What makes a current exhibition particularly revelatory is the way it follows these anatomical influences within creations that superficially look completely abstract. During the middle of the 1980s, she made a collection of angular works – trapezoidal forms, as they were later termed. Contemporary critics categorized them under the trendy neo-geo label. Yet, the actual inspiration was found subsequently, during an archival review of her possessions.

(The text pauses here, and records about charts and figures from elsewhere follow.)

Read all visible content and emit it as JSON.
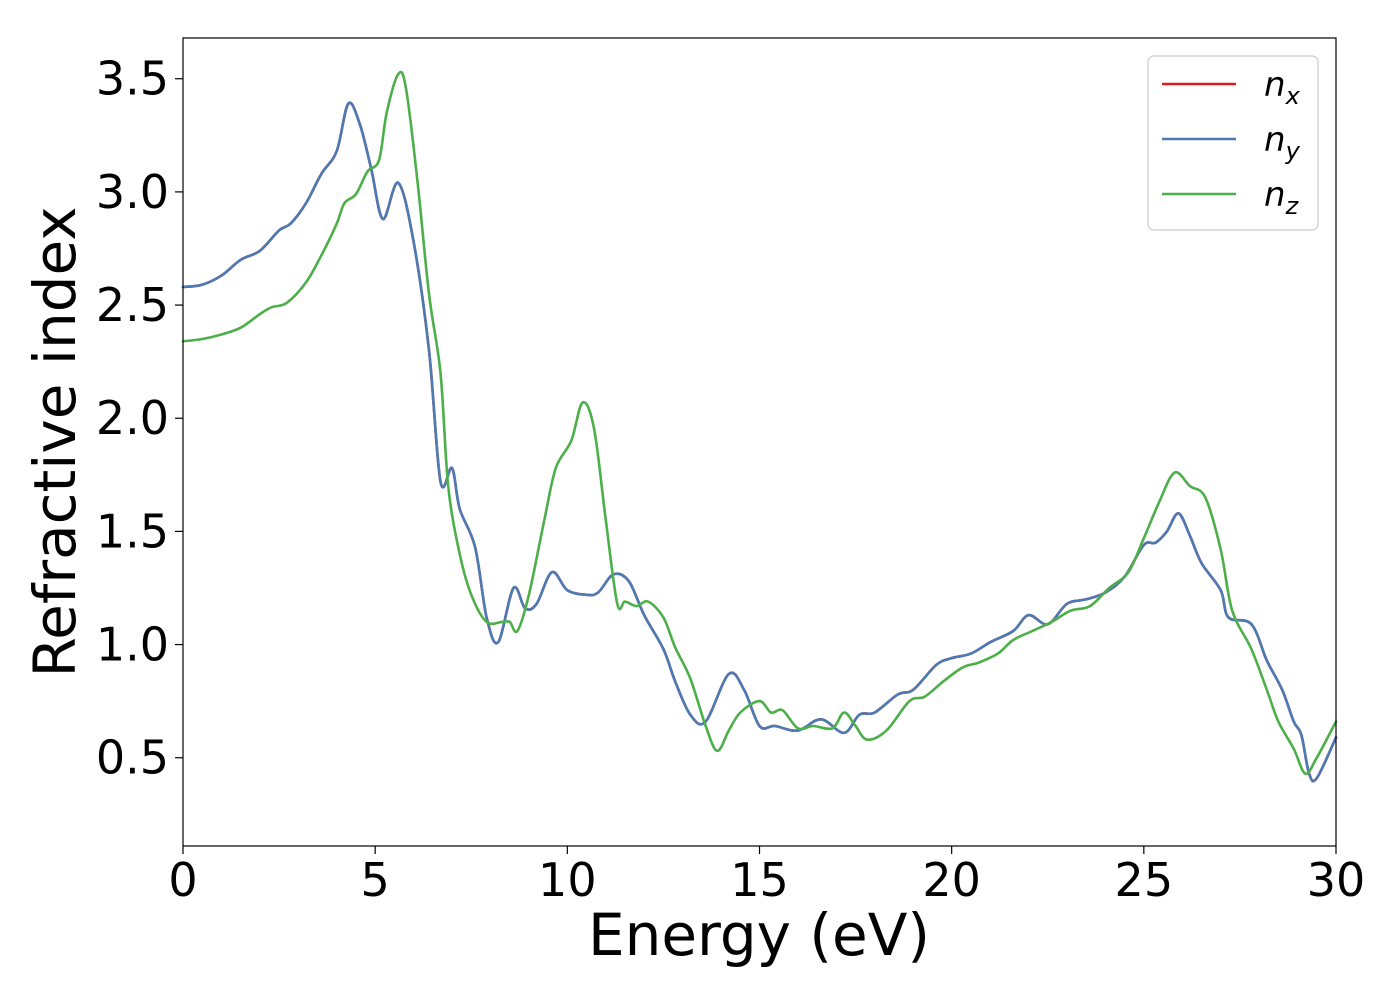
{
  "chart_data": {
    "type": "line",
    "title": "",
    "xlabel": "Energy (eV)",
    "ylabel": "Refractive index",
    "xlim": [
      0,
      30
    ],
    "ylim": [
      0.11,
      3.68
    ],
    "xticks": [
      0,
      5,
      10,
      15,
      20,
      25,
      30
    ],
    "xtick_labels": [
      "0",
      "5",
      "10",
      "15",
      "20",
      "25",
      "30"
    ],
    "yticks": [
      0.5,
      1.0,
      1.5,
      2.0,
      2.5,
      3.0,
      3.5
    ],
    "ytick_labels": [
      "0.5",
      "1.0",
      "1.5",
      "2.0",
      "2.5",
      "3.0",
      "3.5"
    ],
    "grid": false,
    "legend_position": "top-right",
    "series": [
      {
        "name": "n",
        "subscript": "x",
        "color": "#e41a1c",
        "points": [
          [
            0,
            2.58
          ],
          [
            0.5,
            2.59
          ],
          [
            1,
            2.63
          ],
          [
            1.5,
            2.7
          ],
          [
            2,
            2.74
          ],
          [
            2.5,
            2.83
          ],
          [
            2.8,
            2.86
          ],
          [
            3.2,
            2.95
          ],
          [
            3.6,
            3.08
          ],
          [
            4.0,
            3.18
          ],
          [
            4.3,
            3.39
          ],
          [
            4.6,
            3.3
          ],
          [
            4.9,
            3.1
          ],
          [
            5.2,
            2.88
          ],
          [
            5.6,
            3.04
          ],
          [
            6.0,
            2.78
          ],
          [
            6.4,
            2.3
          ],
          [
            6.7,
            1.72
          ],
          [
            7.0,
            1.78
          ],
          [
            7.2,
            1.6
          ],
          [
            7.6,
            1.43
          ],
          [
            7.9,
            1.12
          ],
          [
            8.2,
            1.01
          ],
          [
            8.6,
            1.25
          ],
          [
            8.9,
            1.16
          ],
          [
            9.2,
            1.18
          ],
          [
            9.6,
            1.32
          ],
          [
            10.0,
            1.24
          ],
          [
            10.5,
            1.22
          ],
          [
            10.8,
            1.23
          ],
          [
            11.2,
            1.31
          ],
          [
            11.6,
            1.28
          ],
          [
            12.0,
            1.13
          ],
          [
            12.5,
            0.98
          ],
          [
            12.8,
            0.84
          ],
          [
            13.2,
            0.69
          ],
          [
            13.6,
            0.66
          ],
          [
            14.2,
            0.87
          ],
          [
            14.6,
            0.8
          ],
          [
            15.0,
            0.64
          ],
          [
            15.4,
            0.64
          ],
          [
            16.0,
            0.62
          ],
          [
            16.6,
            0.67
          ],
          [
            17.2,
            0.61
          ],
          [
            17.6,
            0.69
          ],
          [
            18.0,
            0.7
          ],
          [
            18.6,
            0.78
          ],
          [
            19.0,
            0.8
          ],
          [
            19.6,
            0.91
          ],
          [
            20.0,
            0.94
          ],
          [
            20.5,
            0.96
          ],
          [
            21.0,
            1.01
          ],
          [
            21.6,
            1.06
          ],
          [
            22.0,
            1.13
          ],
          [
            22.5,
            1.09
          ],
          [
            23.0,
            1.18
          ],
          [
            23.5,
            1.2
          ],
          [
            24.0,
            1.23
          ],
          [
            24.5,
            1.3
          ],
          [
            25.0,
            1.44
          ],
          [
            25.3,
            1.45
          ],
          [
            25.6,
            1.5
          ],
          [
            25.9,
            1.58
          ],
          [
            26.2,
            1.48
          ],
          [
            26.5,
            1.36
          ],
          [
            27.0,
            1.24
          ],
          [
            27.2,
            1.12
          ],
          [
            27.8,
            1.09
          ],
          [
            28.2,
            0.93
          ],
          [
            28.6,
            0.8
          ],
          [
            28.9,
            0.66
          ],
          [
            29.1,
            0.6
          ],
          [
            29.3,
            0.43
          ],
          [
            29.5,
            0.41
          ],
          [
            30.0,
            0.59
          ]
        ]
      },
      {
        "name": "n",
        "subscript": "y",
        "color": "#4a7bb5",
        "points": [
          [
            0,
            2.58
          ],
          [
            0.5,
            2.59
          ],
          [
            1,
            2.63
          ],
          [
            1.5,
            2.7
          ],
          [
            2,
            2.74
          ],
          [
            2.5,
            2.83
          ],
          [
            2.8,
            2.86
          ],
          [
            3.2,
            2.95
          ],
          [
            3.6,
            3.08
          ],
          [
            4.0,
            3.18
          ],
          [
            4.3,
            3.39
          ],
          [
            4.6,
            3.3
          ],
          [
            4.9,
            3.1
          ],
          [
            5.2,
            2.88
          ],
          [
            5.6,
            3.04
          ],
          [
            6.0,
            2.78
          ],
          [
            6.4,
            2.3
          ],
          [
            6.7,
            1.72
          ],
          [
            7.0,
            1.78
          ],
          [
            7.2,
            1.6
          ],
          [
            7.6,
            1.43
          ],
          [
            7.9,
            1.12
          ],
          [
            8.2,
            1.01
          ],
          [
            8.6,
            1.25
          ],
          [
            8.9,
            1.16
          ],
          [
            9.2,
            1.18
          ],
          [
            9.6,
            1.32
          ],
          [
            10.0,
            1.24
          ],
          [
            10.5,
            1.22
          ],
          [
            10.8,
            1.23
          ],
          [
            11.2,
            1.31
          ],
          [
            11.6,
            1.28
          ],
          [
            12.0,
            1.13
          ],
          [
            12.5,
            0.98
          ],
          [
            12.8,
            0.84
          ],
          [
            13.2,
            0.69
          ],
          [
            13.6,
            0.66
          ],
          [
            14.2,
            0.87
          ],
          [
            14.6,
            0.8
          ],
          [
            15.0,
            0.64
          ],
          [
            15.4,
            0.64
          ],
          [
            16.0,
            0.62
          ],
          [
            16.6,
            0.67
          ],
          [
            17.2,
            0.61
          ],
          [
            17.6,
            0.69
          ],
          [
            18.0,
            0.7
          ],
          [
            18.6,
            0.78
          ],
          [
            19.0,
            0.8
          ],
          [
            19.6,
            0.91
          ],
          [
            20.0,
            0.94
          ],
          [
            20.5,
            0.96
          ],
          [
            21.0,
            1.01
          ],
          [
            21.6,
            1.06
          ],
          [
            22.0,
            1.13
          ],
          [
            22.5,
            1.09
          ],
          [
            23.0,
            1.18
          ],
          [
            23.5,
            1.2
          ],
          [
            24.0,
            1.23
          ],
          [
            24.5,
            1.3
          ],
          [
            25.0,
            1.44
          ],
          [
            25.3,
            1.45
          ],
          [
            25.6,
            1.5
          ],
          [
            25.9,
            1.58
          ],
          [
            26.2,
            1.48
          ],
          [
            26.5,
            1.36
          ],
          [
            27.0,
            1.24
          ],
          [
            27.2,
            1.12
          ],
          [
            27.8,
            1.09
          ],
          [
            28.2,
            0.93
          ],
          [
            28.6,
            0.8
          ],
          [
            28.9,
            0.66
          ],
          [
            29.1,
            0.6
          ],
          [
            29.3,
            0.43
          ],
          [
            29.5,
            0.41
          ],
          [
            30.0,
            0.59
          ]
        ]
      },
      {
        "name": "n",
        "subscript": "z",
        "color": "#4daf4a",
        "points": [
          [
            0,
            2.34
          ],
          [
            0.5,
            2.35
          ],
          [
            1,
            2.37
          ],
          [
            1.5,
            2.4
          ],
          [
            2,
            2.46
          ],
          [
            2.3,
            2.49
          ],
          [
            2.7,
            2.51
          ],
          [
            3.2,
            2.6
          ],
          [
            3.6,
            2.72
          ],
          [
            4.0,
            2.86
          ],
          [
            4.2,
            2.95
          ],
          [
            4.5,
            2.99
          ],
          [
            4.8,
            3.09
          ],
          [
            5.1,
            3.14
          ],
          [
            5.3,
            3.35
          ],
          [
            5.6,
            3.52
          ],
          [
            5.8,
            3.46
          ],
          [
            6.1,
            3.05
          ],
          [
            6.4,
            2.55
          ],
          [
            6.7,
            2.2
          ],
          [
            6.9,
            1.7
          ],
          [
            7.2,
            1.4
          ],
          [
            7.5,
            1.22
          ],
          [
            7.9,
            1.1
          ],
          [
            8.3,
            1.1
          ],
          [
            8.5,
            1.1
          ],
          [
            8.7,
            1.06
          ],
          [
            9.0,
            1.22
          ],
          [
            9.4,
            1.55
          ],
          [
            9.7,
            1.78
          ],
          [
            10.1,
            1.9
          ],
          [
            10.4,
            2.07
          ],
          [
            10.7,
            1.95
          ],
          [
            11.0,
            1.55
          ],
          [
            11.3,
            1.18
          ],
          [
            11.5,
            1.19
          ],
          [
            11.8,
            1.17
          ],
          [
            12.1,
            1.19
          ],
          [
            12.5,
            1.12
          ],
          [
            12.8,
            0.99
          ],
          [
            13.2,
            0.85
          ],
          [
            13.6,
            0.64
          ],
          [
            13.9,
            0.53
          ],
          [
            14.2,
            0.62
          ],
          [
            14.5,
            0.7
          ],
          [
            15.0,
            0.75
          ],
          [
            15.3,
            0.7
          ],
          [
            15.6,
            0.71
          ],
          [
            16.0,
            0.63
          ],
          [
            16.4,
            0.64
          ],
          [
            16.9,
            0.63
          ],
          [
            17.2,
            0.7
          ],
          [
            17.5,
            0.64
          ],
          [
            17.8,
            0.58
          ],
          [
            18.3,
            0.62
          ],
          [
            18.9,
            0.75
          ],
          [
            19.3,
            0.77
          ],
          [
            19.8,
            0.84
          ],
          [
            20.3,
            0.9
          ],
          [
            20.7,
            0.92
          ],
          [
            21.2,
            0.96
          ],
          [
            21.6,
            1.02
          ],
          [
            22.1,
            1.06
          ],
          [
            22.6,
            1.1
          ],
          [
            23.1,
            1.15
          ],
          [
            23.6,
            1.17
          ],
          [
            24.1,
            1.25
          ],
          [
            24.6,
            1.32
          ],
          [
            25.0,
            1.47
          ],
          [
            25.4,
            1.63
          ],
          [
            25.8,
            1.76
          ],
          [
            26.2,
            1.7
          ],
          [
            26.6,
            1.65
          ],
          [
            27.0,
            1.42
          ],
          [
            27.3,
            1.15
          ],
          [
            27.8,
            0.98
          ],
          [
            28.2,
            0.8
          ],
          [
            28.5,
            0.66
          ],
          [
            28.9,
            0.54
          ],
          [
            29.2,
            0.43
          ],
          [
            29.5,
            0.5
          ],
          [
            30.0,
            0.66
          ]
        ]
      }
    ]
  }
}
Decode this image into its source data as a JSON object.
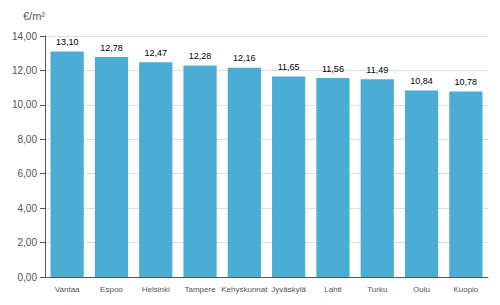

“The question was posed: how are these forms made?” states an associate. “She explained simply: they represent a human face.” The signature tones – known among associates as her personal red and blue – were the exact shades she’d been using to illustrate the two main arteries of the neck within a reference book for surgeons used across European medical faculties. “I realised that those two colours appeared at the same time,” the narrative adds. The shaped canvases were essentially distilled anatomical studies – created concurrently with her daytime medical drawing.

A Turn Towards the Organic

During the transition into the 1980s, Schubert’s practice took another turn. She initiated works using wood lashed with straps. She composed displays of skeletal fragments, flower parts, herbs and soot. Questioned about the move to natural substances, she expressed that the art world had become “barren theoretically”. She felt compelled to transgress – to engage with truly ephemeral substances in reaction to a creatively arid landscape.

An artwork dating to 1979, One Hundred Roses, involved her removing petals from a hundred blooms. She braided the stems into round arrangements placing the foliage and petals within. When observed in a curatorial context, the piece retained its potency – the leaves and petals now completely dried out though wonderfully undamaged. “The scent of roses persists,” a viewer remarks. “The hue has endured.”

An Elusive Creative Force

“My aim is to remain enigmatic, to conceal my process,” she revealed in terminal-year interviews. Obscurity was her technique. On occasion, she displayed counterfeit pieces stashing authentic works out of sight. She eliminated select sketches, leaving only signed photocopies in their place. Even with showings at prestigious exhibitions and being celebrated as a pioneering figure, she granted virtually no press access and her work remained largely unknown outside her region. An ongoing display represents the initial large-scale presentation of her work internationally.

Addressing the Trauma of Battle

Then came the 1990s, and the Yugoslav Wars. War came to her city. The artist answered with a group of mixed-media works. She pasted newspaper photographs and text directly on to board. She reproduced and magnified them. Subsequently, she overpainted all elements – black bars resembling barcodes. {Geometric forms obscured the images beneath|Angular shapes hid the pictures below|

Brianna Mooney
Brianna Mooney

A space science journalist with a background in astrophysics, passionate about making cosmic phenomena accessible to all readers.